Я, молча, без предисловий, протянул ему плащ. Петя понимающе кивнул и скрылся в подсобке.
Влад внимательно разглядывает меня. Его большой рот скривился в снисходительной усмешке. Он вновь выпивает. Но уже водку. Его черные круги под глазами. Его дрожащие руки. Его скука в глубоких морщинках у губ. Его потрепанный вид и усталость не ускользают от моих глаз. Все это он заслуженно заработал. Но уже не в бессонных ночах, проведенных наедине с бумагой. И пером. Или наедине с женщиной. А скорее всего – наедине с рюмкой, которую он судорожно сжимает в своих дрожащих руках. Впрочем, я не заостряю на этом внимания. Мне кажется, я давно устал от его нервных жестов, слишком подвижной мимики. От его нетерпения жить...

Гришка нравоучительно замечает, нанизав очередной кусок ветчины:
– А вот в Англии так не пьют, Влад!
– И столько не жрут! – ловко парирует наш товарищ.
Я, пытаясь загладить инцидент с плащом, смягчаю тон:
– Что-то давно не видал тебя по ящику. Куда спрятался, дружище? Ты же делал гениальные репортажи! Женщины при одном твоем виде падали в обморок.
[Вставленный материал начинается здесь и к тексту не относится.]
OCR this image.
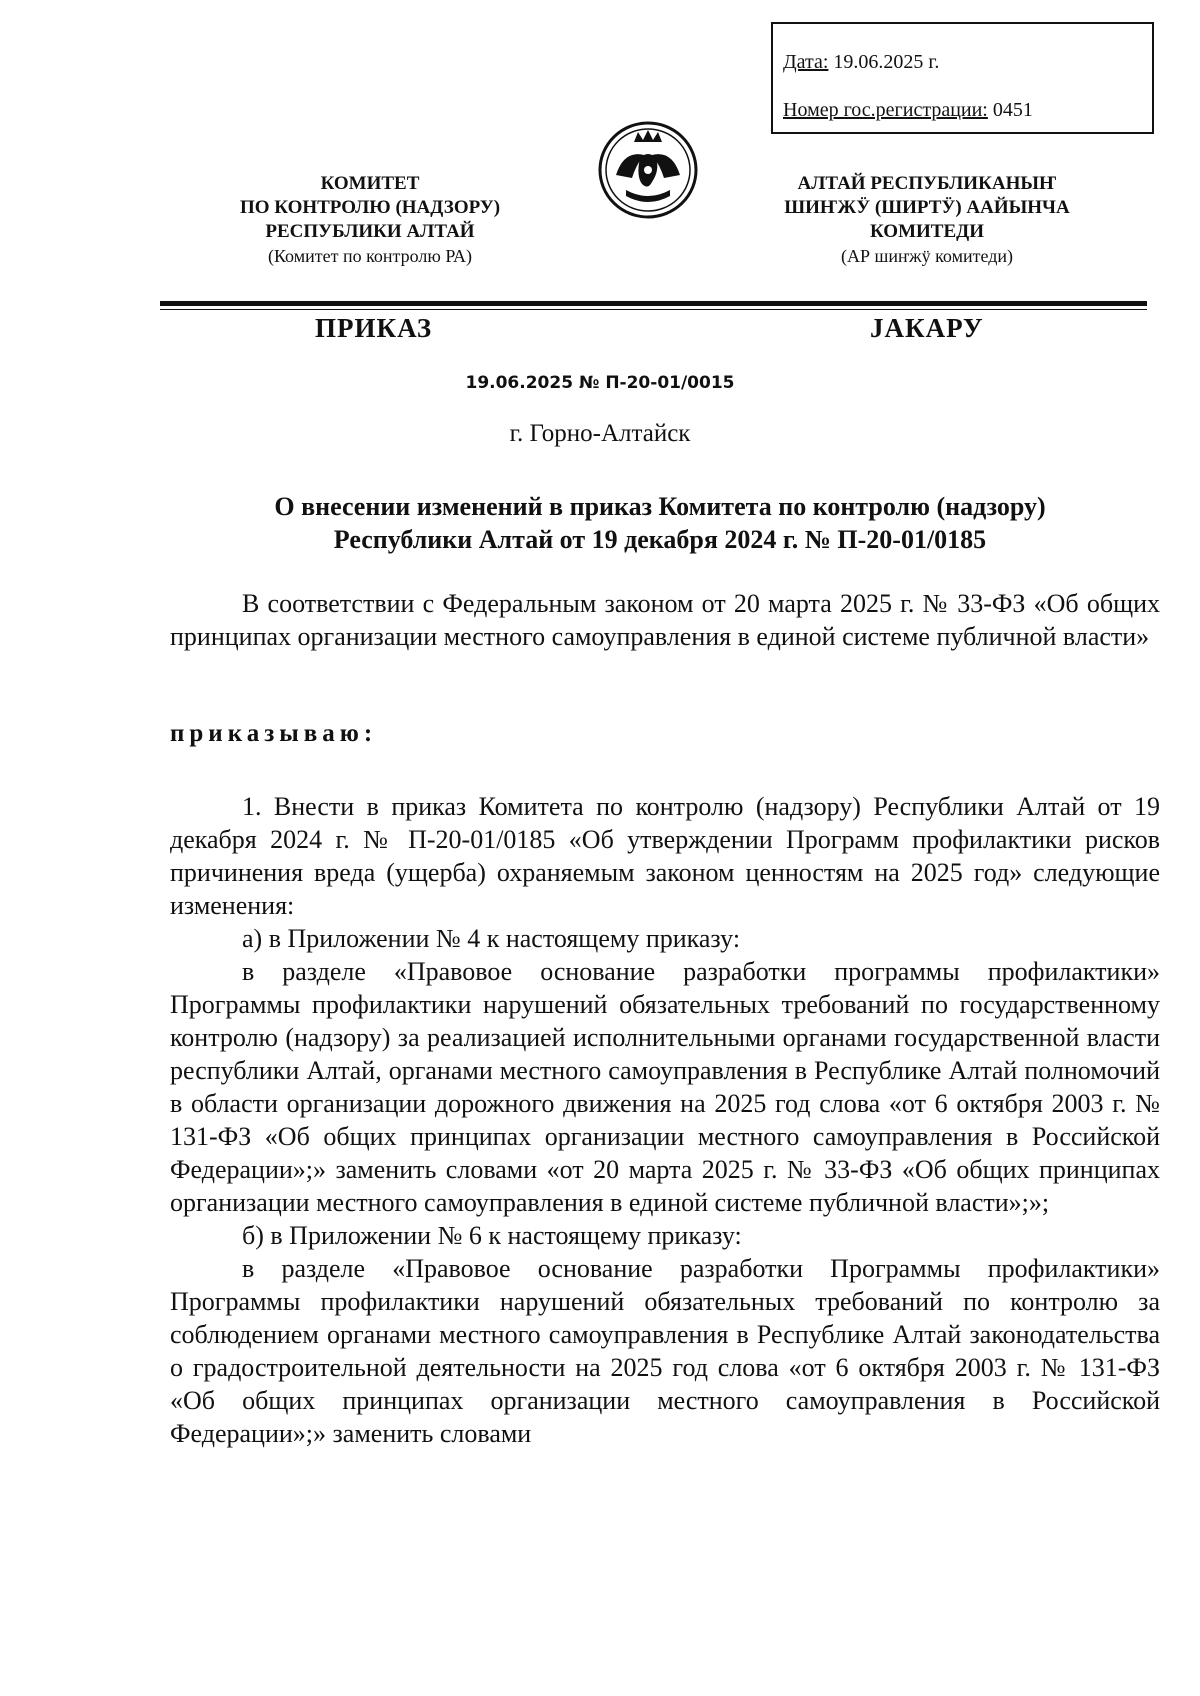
Дата: 19.06.2025 г.
Номер гос.регистрации: 0451
КОМИТЕТ
ПО КОНТРОЛЮ (НАДЗОРУ)
РЕСПУБЛИКИ АЛТАЙ
(Комитет по контролю РА)
АЛТАЙ РЕСПУБЛИКАНЫҤ
ШИҤЖӰ (ШИРТӰ) ААЙЫНЧА
КОМИТЕДИ
(АР шиҥжӱ комитеди)
ПРИКАЗ	ЈАКАРУ
19.06.2025 № П-20-01/0015
г. Горно-Алтайск
О внесении изменений в приказ Комитета по контролю (надзору)
Республики Алтай от 19 декабря 2024 г. № П-20-01/0185

В соответствии с Федеральным законом от 20 марта 2025 г. № 33-ФЗ «Об общих принципах организации местного самоуправления в единой системе публичной власти»

приказываю:

1. Внести в приказ Комитета по контролю (надзору) Республики Алтай от 19 декабря 2024 г. № П-20-01/0185 «Об утверждении Программ профилактики рисков причинения вреда (ущерба) охраняемым законом ценностям на 2025 год» следующие изменения:

а) в Приложении № 4 к настоящему приказу:

в разделе «Правовое основание разработки программы профилактики» Программы профилактики нарушений обязательных требований по государственному контролю (надзору) за реализацией исполнительными органами государственной власти республики Алтай, органами местного самоуправления в Республике Алтай полномочий в области организации дорожного движения на 2025 год слова «от 6 октября 2003 г. № 131-ФЗ «Об общих принципах организации местного самоуправления в Российской Федерации»;» заменить словами «от 20 марта 2025 г. № 33-ФЗ «Об общих принципах организации местного самоуправления в единой системе публичной власти»;»;

б) в Приложении № 6 к настоящему приказу:

в разделе «Правовое основание разработки Программы профилактики» Программы профилактики нарушений обязательных требований по контролю за соблюдением органами местного самоуправления в Республике Алтай законодательства о градостроительной деятельности на 2025 год слова «от 6 октября 2003 г. № 131-ФЗ «Об общих принципах организации местного самоуправления в Российской Федерации»;» заменить словами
Ну, чем не старина Маяковский!
Влад кисло усмехнулся и опустил голову вниз, вытянув длинные ноги.
– От Маяковского остались разве что желтые ботинки. К тому же я его по возрасту перерос. Но и век желтых ботинок уже того, тоже, похоже, заканчивается. Мой закончился раньше. Ты же сам прекрасно знаешь, что показывают сейчас по телеку – ужасы и нездоровые страсти. А я человек добрый, к тому же созидатель. И вообще. Если честно, то рожей не вышел. Нынче в почете другие рожи. В общем, не вписался в узкие рамки голубого экрана. Впрочем, наверно, и жизни.
Гришка смущенно протирает свои новые золотистые очки, совершенно нелепые и безвкусные:
– Ну, зачем ты так, Влад. Ты ведь еще так молод.
– Все мы более-менее молоды. И от этого становится более тошно. Когда еще относительно молод, но нет уже никакого желания покорить этот мир. Потому что он уже давно не наш. И остается разве что покориться ему. Я покорился. И вы знаете, мне это далось не так уж напряжно. Так что не смейте меня жалеть! 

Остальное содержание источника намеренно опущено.